Psykick Dancehall began as a label documenting the fringes of the European underground and has subsequently become a banner under which we can play with the questions which these musics provoke, particularly about sound and performance. We want our journal, Dancehall, and, eventually, this blog too, to be a means of supporting the music and and making it ramify in other contexts, echo in other rooms.

We think of the music that excites us as communicative acts, but communication with all its flaws and misunderstandings inherent and evident. We think that experimental music articulates a way of being together. This music exists on a day-to-day basis in a complex relationship with everyday space.  Performed and recorded in kitchens, bedrooms, front-rooms cleared of their everyday clutter or just pushed aside for a performance, it is a kind of music that lays bare a relationship with these times and spaces.

The possibility of failure is at at the heart of these sounds, and isn’t that the only possible basis for the ongoing attempt to communicate which is at the root of establishing any kind of collective action? We like Mark Fisher’s description of the early Scritti Politti: “the sound of a collectivity thinking (itself into existence) under and through material constraints.”

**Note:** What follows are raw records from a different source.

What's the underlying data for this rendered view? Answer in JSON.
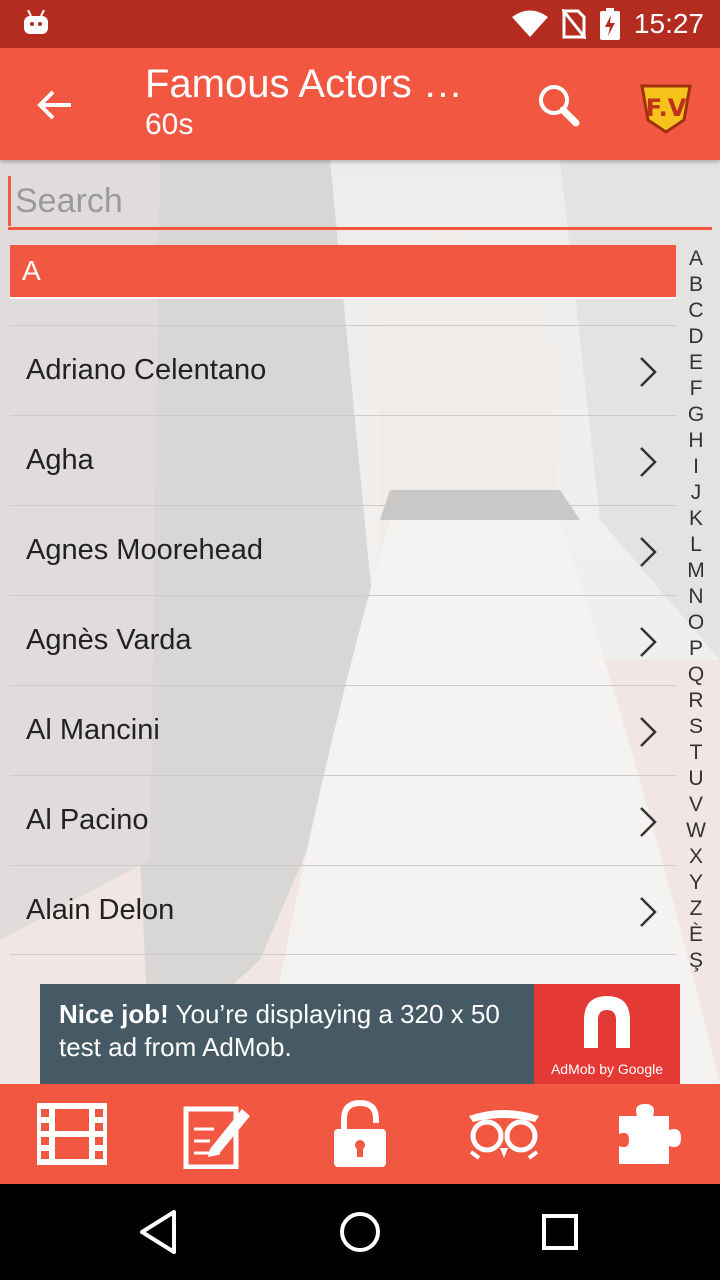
{
  "status_bar": {
    "time": "15:27",
    "icons": [
      "android-icon",
      "wifi-icon",
      "no-sim-icon",
      "battery-charging-icon"
    ]
  },
  "app_bar": {
    "title": "Famous Actors a…",
    "subtitle": "60s",
    "back_icon": "arrow-left-icon",
    "search_icon": "magnifier-icon",
    "logo_text": "F.V"
  },
  "search": {
    "placeholder": "Search",
    "value": ""
  },
  "section_header": "A",
  "items": [
    {
      "name": "Adriano Celentano"
    },
    {
      "name": "Agha"
    },
    {
      "name": "Agnes Moorehead"
    },
    {
      "name": "Agnès Varda"
    },
    {
      "name": "Al Mancini"
    },
    {
      "name": "Al Pacino"
    },
    {
      "name": "Alain Delon"
    }
  ],
  "alphabet": [
    "A",
    "B",
    "C",
    "D",
    "E",
    "F",
    "G",
    "H",
    "I",
    "J",
    "K",
    "L",
    "M",
    "N",
    "O",
    "P",
    "Q",
    "R",
    "S",
    "T",
    "U",
    "V",
    "W",
    "X",
    "Y",
    "Z",
    "È",
    "Ş"
  ],
  "ad": {
    "headline": "Nice job!",
    "body": " You’re displaying a 320 x 50 test ad from AdMob.",
    "brand_caption": "AdMob by Google"
  },
  "toolbar": {
    "items": [
      "film-icon",
      "edit-note-icon",
      "unlock-icon",
      "owl-icon",
      "puzzle-icon"
    ]
  },
  "navbar": {
    "items": [
      "back-triangle-icon",
      "home-circle-icon",
      "recents-square-icon"
    ]
  },
  "colors": {
    "accent": "#f25742",
    "status_bar": "#b32c1f",
    "ad_bg": "#455a64",
    "ad_brand": "#e53935"
  }
}
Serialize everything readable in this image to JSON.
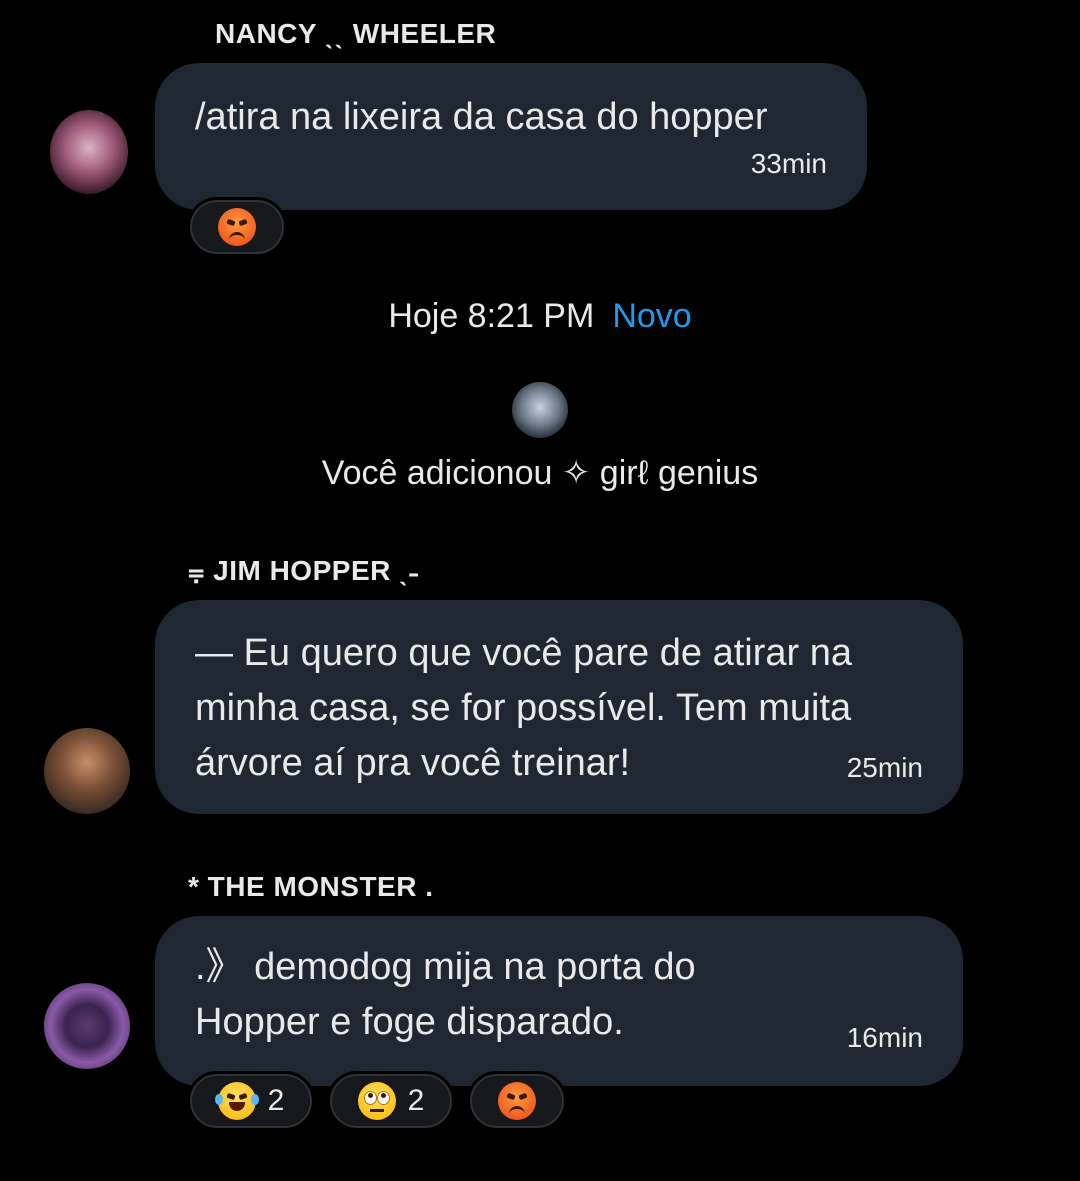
{
  "messages": [
    {
      "sender": "NANCY ˎˎ WHEELER",
      "text": "/atira na lixeira da casa do hopper",
      "time": "33min"
    },
    {
      "sender": "⩦ JIM HOPPER ˎ˗",
      "text_lines": [
        "— Eu quero que você pare de atirar na",
        "minha casa, se for possível. Tem muita",
        "árvore aí pra você treinar!"
      ],
      "time": "25min"
    },
    {
      "sender": "* THE MONSTER .",
      "text_lines": [
        ".》  demodog  mija  na  porta  do",
        "Hopper  e  foge  disparado."
      ],
      "time": "16min"
    }
  ],
  "divider": {
    "time": "Hoje 8:21 PM",
    "new_label": "Novo"
  },
  "system_event": {
    "text": "Você adicionou ✧ girℓ genius"
  },
  "reactions": {
    "msg1": [
      {
        "icon": "angry-face-emoji"
      }
    ],
    "msg3": [
      {
        "icon": "tears-of-joy-emoji",
        "count": "2"
      },
      {
        "icon": "eye-roll-emoji",
        "count": "2"
      },
      {
        "icon": "angry-face-emoji"
      }
    ]
  },
  "colors": {
    "background": "#000000",
    "bubble": "#1e2732",
    "accent": "#1d9bf0",
    "text": "#e7e9ea"
  }
}
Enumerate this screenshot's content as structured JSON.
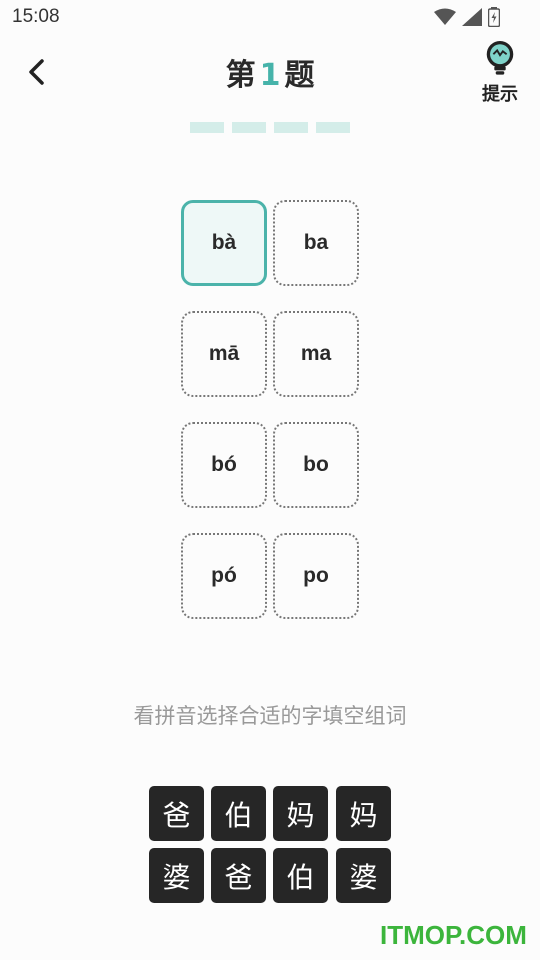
{
  "status": {
    "time": "15:08"
  },
  "header": {
    "title_prefix": "第",
    "question_number": "1",
    "title_suffix": "题",
    "hint_label": "提示"
  },
  "progress": {
    "segments": 4
  },
  "options": [
    {
      "pinyin": "bà",
      "selected": true
    },
    {
      "pinyin": "ba",
      "selected": false
    },
    {
      "pinyin": "mā",
      "selected": false
    },
    {
      "pinyin": "ma",
      "selected": false
    },
    {
      "pinyin": "bó",
      "selected": false
    },
    {
      "pinyin": "bo",
      "selected": false
    },
    {
      "pinyin": "pó",
      "selected": false
    },
    {
      "pinyin": "po",
      "selected": false
    }
  ],
  "instruction": "看拼音选择合适的字填空组词",
  "characters": [
    "爸",
    "伯",
    "妈",
    "妈",
    "婆",
    "爸",
    "伯",
    "婆"
  ],
  "watermark": "ITMOP.COM",
  "colors": {
    "accent": "#46b3aa",
    "tile": "#262626",
    "progress": "#d4ede9"
  }
}
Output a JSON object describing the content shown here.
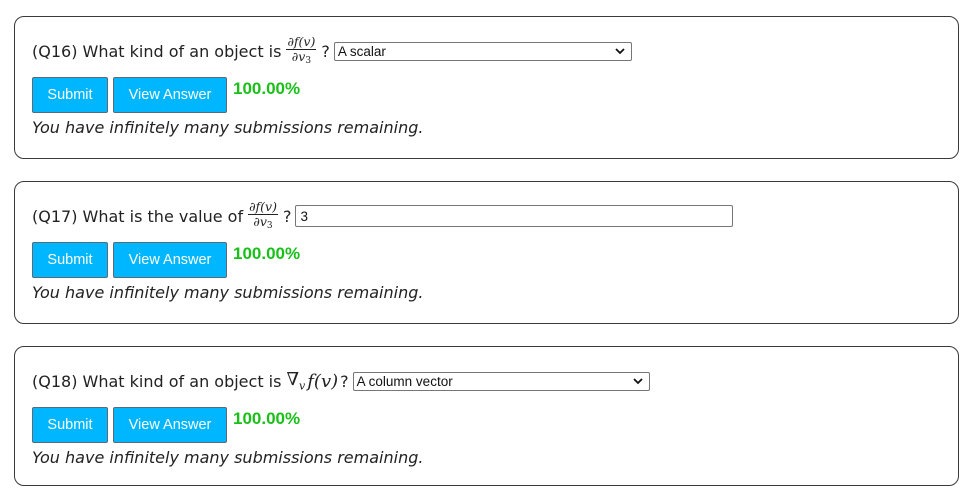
{
  "questions": [
    {
      "number": "(Q16)",
      "text": "What kind of an object is",
      "expr": {
        "num": "∂f(v)",
        "den_base": "∂v",
        "den_sub": "3"
      },
      "qmark": "?",
      "input_type": "select",
      "value": "A scalar",
      "submit_label": "Submit",
      "view_label": "View Answer",
      "score": "100.00%",
      "remaining": "You have infinitely many submissions remaining."
    },
    {
      "number": "(Q17)",
      "text": "What is the value of",
      "expr": {
        "num": "∂f(v)",
        "den_base": "∂v",
        "den_sub": "3"
      },
      "qmark": "?",
      "input_type": "text",
      "value": "3",
      "submit_label": "Submit",
      "view_label": "View Answer",
      "score": "100.00%",
      "remaining": "You have infinitely many submissions remaining."
    },
    {
      "number": "(Q18)",
      "text": "What kind of an object is",
      "expr": {
        "nabla": "∇",
        "nabla_sub": "v",
        "func": "f(v)"
      },
      "qmark": "?",
      "input_type": "select",
      "value": "A column vector",
      "submit_label": "Submit",
      "view_label": "View Answer",
      "score": "100.00%",
      "remaining": "You have infinitely many submissions remaining."
    }
  ],
  "colors": {
    "button_bg": "#00b7ff",
    "score_green": "#18c018",
    "border": "#3a3a3a"
  },
  "icons": {
    "dropdown": "chevron-down-icon"
  }
}
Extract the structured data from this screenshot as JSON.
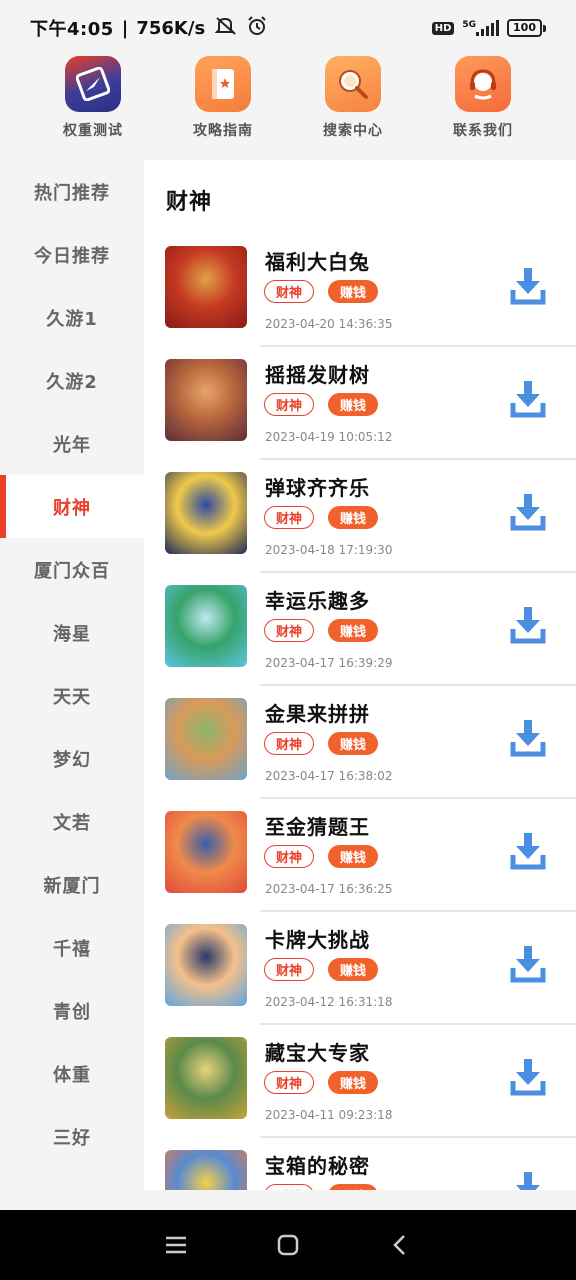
{
  "status_bar": {
    "time": "下午4:05",
    "net_speed": "756K/s",
    "hd_badge": "HD",
    "network": "5G",
    "battery": "100"
  },
  "shortcuts": [
    {
      "label": "权重测试",
      "icon": "compass-icon",
      "color": "#3b3d9a"
    },
    {
      "label": "攻略指南",
      "icon": "book-icon",
      "color": "#f47c3c"
    },
    {
      "label": "搜索中心",
      "icon": "search-icon",
      "color": "#f6833e"
    },
    {
      "label": "联系我们",
      "icon": "headset-icon",
      "color": "#f56a3a"
    }
  ],
  "sidebar": {
    "items": [
      {
        "label": "热门推荐"
      },
      {
        "label": "今日推荐"
      },
      {
        "label": "久游1"
      },
      {
        "label": "久游2"
      },
      {
        "label": "光年"
      },
      {
        "label": "财神",
        "active": true
      },
      {
        "label": "厦门众百"
      },
      {
        "label": "海星"
      },
      {
        "label": "天天"
      },
      {
        "label": "梦幻"
      },
      {
        "label": "文若"
      },
      {
        "label": "新厦门"
      },
      {
        "label": "千禧"
      },
      {
        "label": "青创"
      },
      {
        "label": "体重"
      },
      {
        "label": "三好"
      }
    ]
  },
  "main": {
    "category_title": "财神",
    "apps": [
      {
        "name": "福利大白兔",
        "tag1": "财神",
        "tag2": "赚钱",
        "date": "2023-04-20  14:36:35",
        "thumb": [
          "#8a1a16",
          "#c53a22",
          "#e0a14a"
        ]
      },
      {
        "name": "摇摇发财树",
        "tag1": "财神",
        "tag2": "赚钱",
        "date": "2023-04-19  10:05:12",
        "thumb": [
          "#5b2d3a",
          "#b5643c",
          "#e8a36a"
        ]
      },
      {
        "name": "弹球齐齐乐",
        "tag1": "财神",
        "tag2": "赚钱",
        "date": "2023-04-18  17:19:30",
        "thumb": [
          "#1c2a5a",
          "#f0c94a",
          "#2e4aa0"
        ]
      },
      {
        "name": "幸运乐趣多",
        "tag1": "财神",
        "tag2": "赚钱",
        "date": "2023-04-17  16:39:29",
        "thumb": [
          "#5ec3df",
          "#36a36a",
          "#bfe8ef"
        ]
      },
      {
        "name": "金果来拼拼",
        "tag1": "财神",
        "tag2": "赚钱",
        "date": "2023-04-17  16:38:02",
        "thumb": [
          "#6fa1c8",
          "#d89a5a",
          "#8bb56a"
        ]
      },
      {
        "name": "至金猜题王",
        "tag1": "财神",
        "tag2": "赚钱",
        "date": "2023-04-17  16:36:25",
        "thumb": [
          "#e0493a",
          "#f08a4a",
          "#3a5ea8"
        ]
      },
      {
        "name": "卡牌大挑战",
        "tag1": "财神",
        "tag2": "赚钱",
        "date": "2023-04-12  16:31:18",
        "thumb": [
          "#5aa5e0",
          "#f5c08a",
          "#2a3a6a"
        ]
      },
      {
        "name": "藏宝大专家",
        "tag1": "财神",
        "tag2": "赚钱",
        "date": "2023-04-11  09:23:18",
        "thumb": [
          "#c8a23a",
          "#5a8a4a",
          "#e8d27a"
        ]
      },
      {
        "name": "宝箱的秘密",
        "tag1": "财神",
        "tag2": "赚钱",
        "date": "",
        "thumb": [
          "#f07a3a",
          "#5a8ad0",
          "#f5d04a"
        ]
      }
    ]
  },
  "colors": {
    "accent": "#e8402a",
    "tag_fill": "#f0612c",
    "download": "#4a8fe0"
  }
}
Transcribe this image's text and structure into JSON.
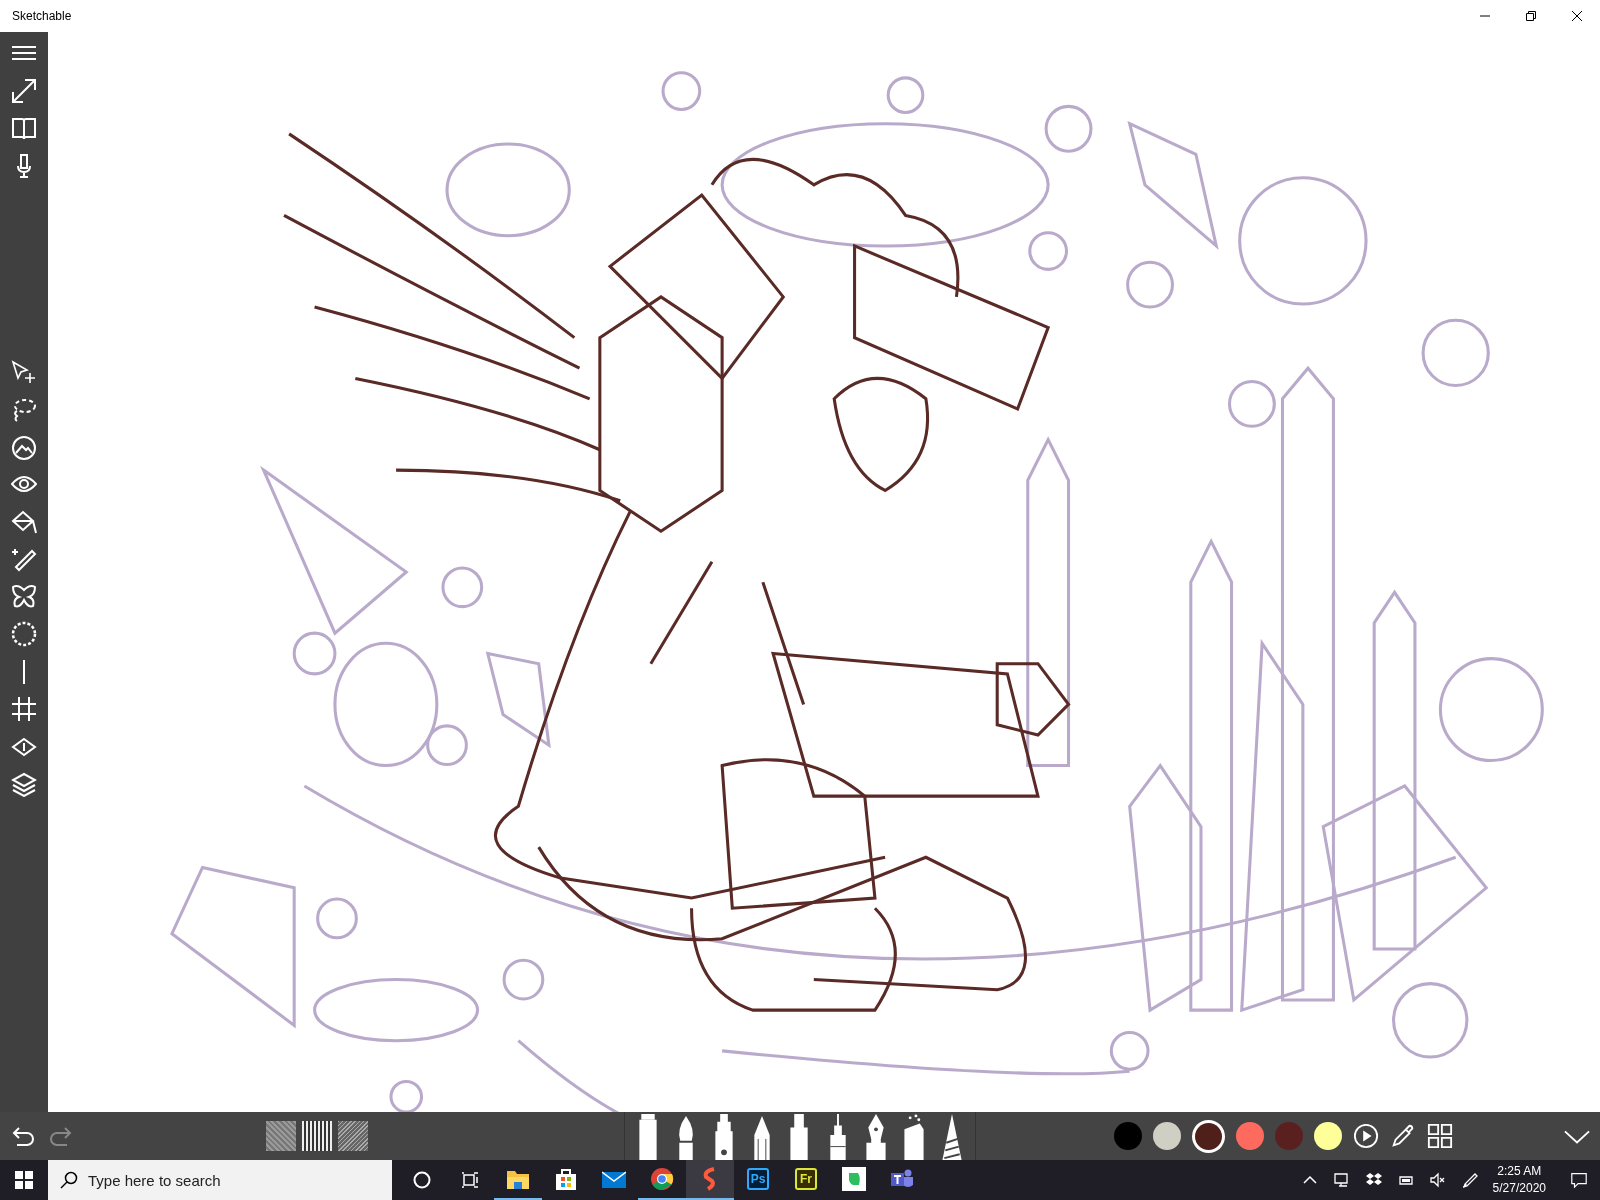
{
  "window": {
    "title": "Sketchable"
  },
  "swatches": [
    {
      "color": "#000000",
      "selected": false
    },
    {
      "color": "#cfcfc4",
      "selected": false
    },
    {
      "color": "#4f1f1a",
      "selected": true
    },
    {
      "color": "#ff6a5e",
      "selected": false
    },
    {
      "color": "#5a2020",
      "selected": false
    },
    {
      "color": "#ffff99",
      "selected": false
    }
  ],
  "taskbar": {
    "search": {
      "placeholder": "Type here to search"
    },
    "apps": [
      {
        "kind": "explorer",
        "running": true
      },
      {
        "kind": "store",
        "running": false
      },
      {
        "kind": "mail",
        "running": false
      },
      {
        "kind": "chrome",
        "running": true
      },
      {
        "kind": "sketchable",
        "running": true
      },
      {
        "kind": "ps",
        "label": "Ps",
        "running": false
      },
      {
        "kind": "fr",
        "label": "Fr",
        "running": false
      },
      {
        "kind": "evernote",
        "running": false
      },
      {
        "kind": "teams",
        "running": false
      }
    ],
    "time": "2:25 AM",
    "date": "5/27/2020"
  }
}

We started ‘Dancehall’, because we wanted a space to represent experiences of sound or music that aren’t academic or journalistic. Rather than writing performances into a story which pins them down, we are interested in drawing out their possibilities in different contexts. The representations that we want to aim for explore sound in the same way that improvisation explores sound, in a way that can be both exhilarating and precarious. The point is to articulate the importance of the performances and sound-makings themselves, and not abandon them or try and instrumentalise them in search of meaning. Improvisation reveals that the idea of completion is elusive, and, moreover, the completed object is inadequate. We want to explore the boundaries of improvisation – extending it into recollection and recording, and in doing so asserting the position of experimental, improvised performance as communicative act, embedded in a skein of experiences.